Factor/FAQ/Factor はどんな言語か

サンプルプログラムはどこにありますか?

この wiki のサンプルプログラムのページを参照してください。

ワードとクォーテーションに区別があるのはなぜですか?

ワードとクォーテーションが使われる場所は異なります。Factor プログラムはワードから作られており、ワード自体もほかのワードの合成 (composition) です。ワードは名前を書くだけで呼び出されます。ワードには、コードのほかにも、モジュールやソースの場所などに関するメタデータが含まれています。ワードがスタック上にある場合、そのワードは execute で呼び出します。一方、クォーテーションはほとんどのコンビネータで使われるコード‐データで、ワードに関連付けられているものと同じメタデータは関連付けられていません。クォーテーションは call で呼び出します。

Factor は、たとえば Haskell のような純粋関数型ですか?

いいえ。Factor では任意の副作用を容認しており、標準ライブラリにはミュータブルなデータ構造と命令型の I/O が数多く含まれています。

なぜ純粋関数型ではないのですか?

いろいろなことがはるかにシンプルになるからです。Haskell とは異なり、効果のシーケンスを明示的に示す必要はありません。(Factor でモナドや一意型のようなものを実装した人はいませんが、もしそのような開発をしてくれる人がいれば歓迎します。) ミュータビリティを採り入れることで、さまざまなアルゴリズムをいっそう幅広く利用できるようになります。たしかに Factor のコードを純粋関数型のように記述することはできますし、いろいろと興味深い可能性をそこに見い出すことができるでしょう。Factor が実現しているような高い柔軟性を持つ純粋関数言語でメタプログラミングを設計することはおそらく可能だと思いますが、実際にはまだ誰も実現していません。

Factor はなぜ静的型付けではなく動的型付けなのですか?

基本的には上と同じ理由からです。つまり、いろいろなことがよりシンプルに柔軟に行えるようになり、高いレベルのメタプログラミングが可能になるからです。また、連鎖性言語のための十分に柔軟性のある型システムもまだ設計されていません。ただし、Factor 2.0 では、適切な型システムが見つかれば、静的型付けをオプションとして採り入れる可能性があります。

Factor に変数はありますか?

あります。locals ボキャブラリには静的スコープを持つ変数があり、namespaces ボキャブラリには動的スコープを持つ変数があります。前者はワードにローカルで、後者はワード間のやり取りに使われます。

動的スコープを持つ変数は避けるべきではありませんか?

デフォルトであらゆるところで使われるとすれば、そのとおりです。通常データはスタックを使って、つまり locals を使って受け渡しが行われます。動的スコープを持つ変数は、もっと広範囲にわたる処理、たとえばカレント入出力ストリームなど、データを構文的に (lexically) に渡すことが不便で反復的になってしまう場合に使われます。

スタック操作ワードに dupswapdrop といった名前が付けられているのはなぜですか? なぜ単に x-xxxy-yxx- のようにしなかったのですか?

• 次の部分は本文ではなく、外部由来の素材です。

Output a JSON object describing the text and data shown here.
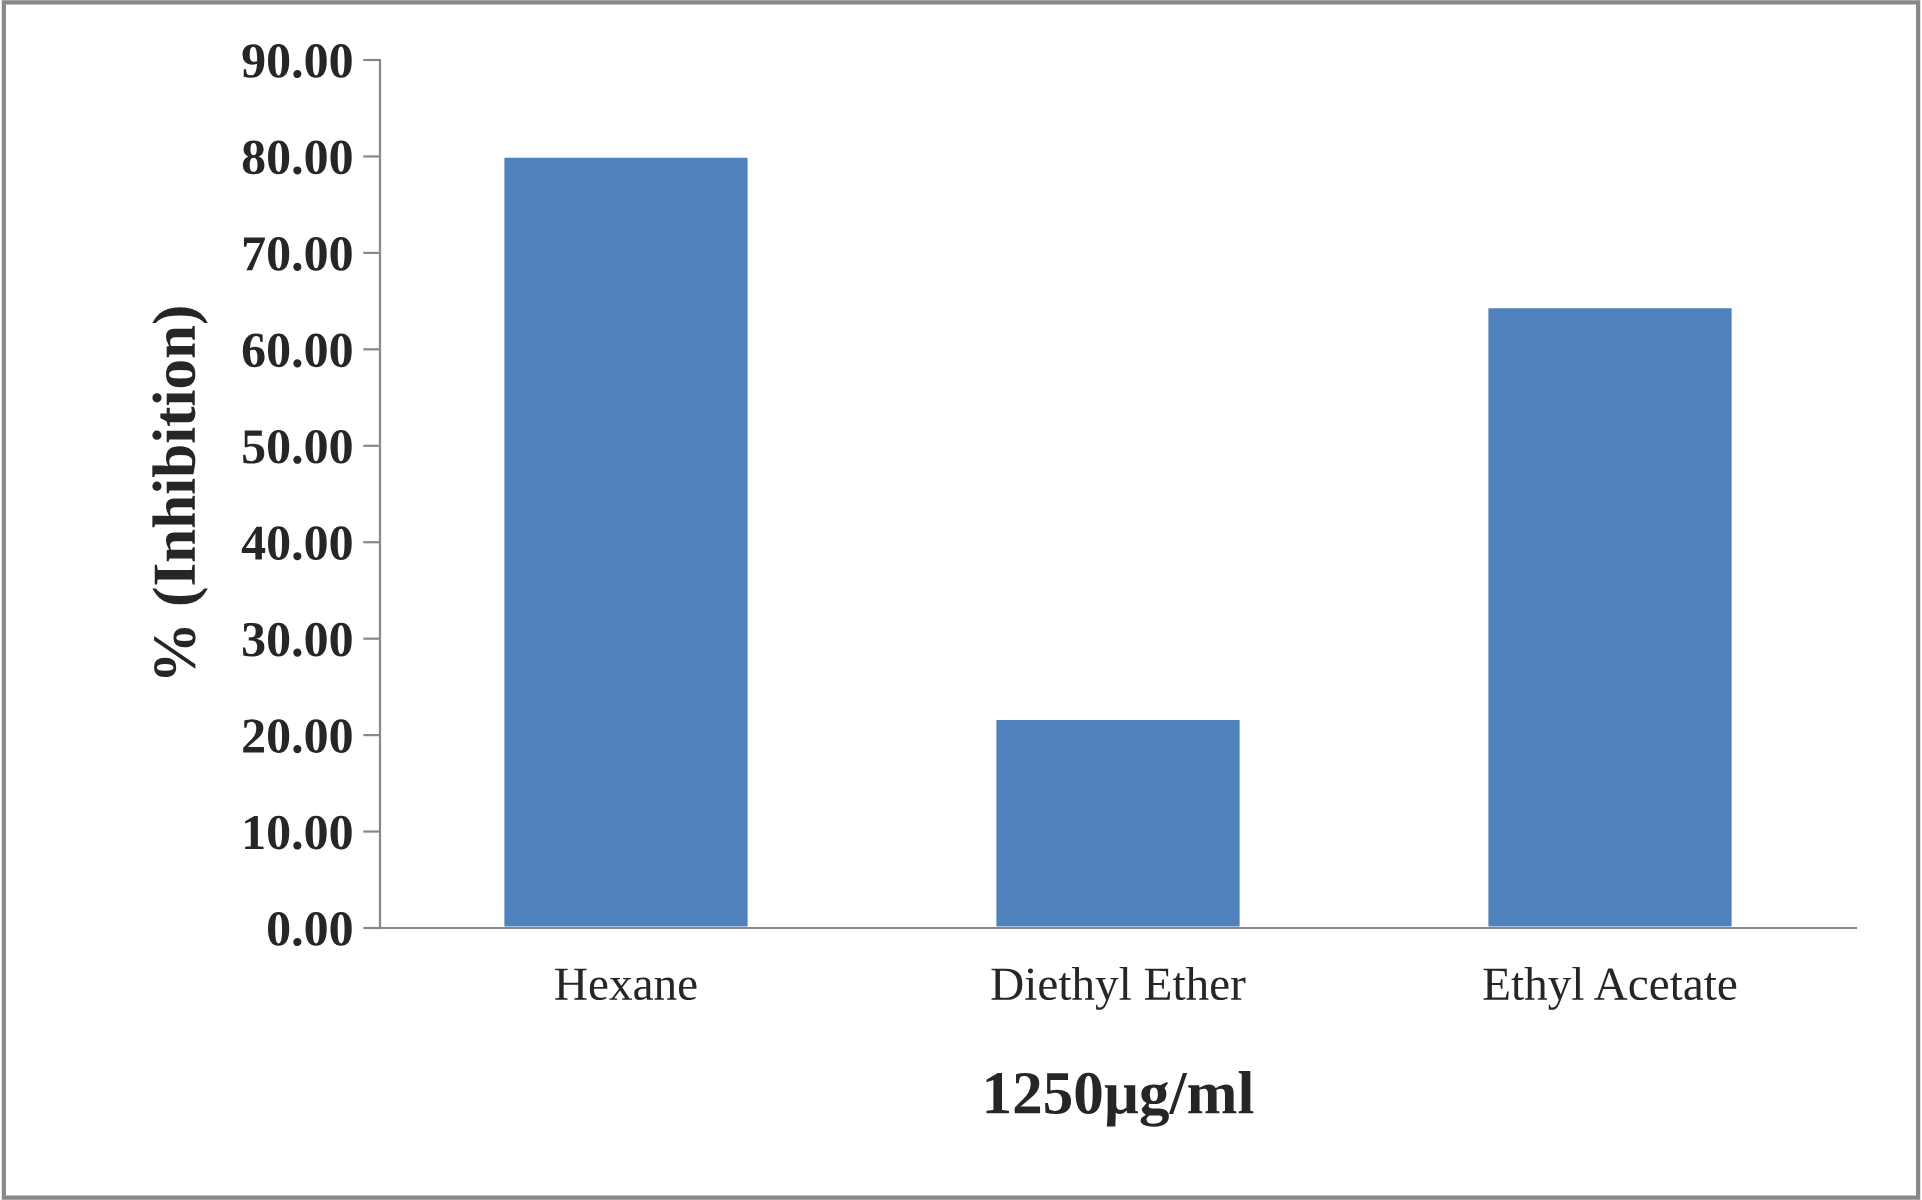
{
  "chart_data": {
    "type": "bar",
    "xlabel": "1250µg/ml",
    "ylabel": "% (Inhibition)",
    "categories": [
      "Hexane",
      "Diethyl Ether",
      "Ethyl Acetate"
    ],
    "values": [
      80.0,
      21.7,
      64.4
    ],
    "color": "#4f81bd",
    "ylim": [
      0,
      90
    ],
    "yticks": [
      {
        "value": 0,
        "label": "0.00"
      },
      {
        "value": 10,
        "label": "10.00"
      },
      {
        "value": 20,
        "label": "20.00"
      },
      {
        "value": 30,
        "label": "30.00"
      },
      {
        "value": 40,
        "label": "40.00"
      },
      {
        "value": 50,
        "label": "50.00"
      },
      {
        "value": 60,
        "label": "60.00"
      },
      {
        "value": 70,
        "label": "70.00"
      },
      {
        "value": 80,
        "label": "80.00"
      },
      {
        "value": 90,
        "label": "90.00"
      }
    ],
    "grid": false,
    "legend": false
  }
}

ニーモニックを使用すると、実際に行われる抽象的なデータフローを想像することができるので、ほとんどすべての場合でコードの意味がより明確になります。xyz-xzyxxy のような不可能なスタック操作を行う必要がある場合は、コードを書き換えて、別の抽象化、たとえばデータフローコンビネータlocals を使ってください。

Factor のライセンスは?

Factor は、宣伝条項ないし広告条項 (advertising clause) なしの BSD スタイルライセンスに基づくフリーソフトウェアです。つまり、Factor のソースまたはライブラリと一緒にライセンスと著作権表示を配布する限り、ユーザーは Factor を使ってどんなことでもできるということです。ユーザーは、クローズドなソースや GNU GPL ライセンスのプロジェクトに使う目的で、Factor や Factor の配布物に含まれる任意のコードを完全に自由に使用できます (ただし、別に定めがある場合はこの限りではありません)。そのことを示すために、Factor とともに配布されているすべてのコードファイルの先頭には、次のような記述があります。

! Copyright (C) 2007 Manuel Lopez Garcia.
! See http://factorcode.org/license.txt for BSD license.

GPL や LGPL ではなく BSD ライセンスを選択したのは、再利用をより柔軟に行えるためです。ただし、その結果として、Factor の配布それ自体には GPL または LGPL のコードを受け入れることはできません。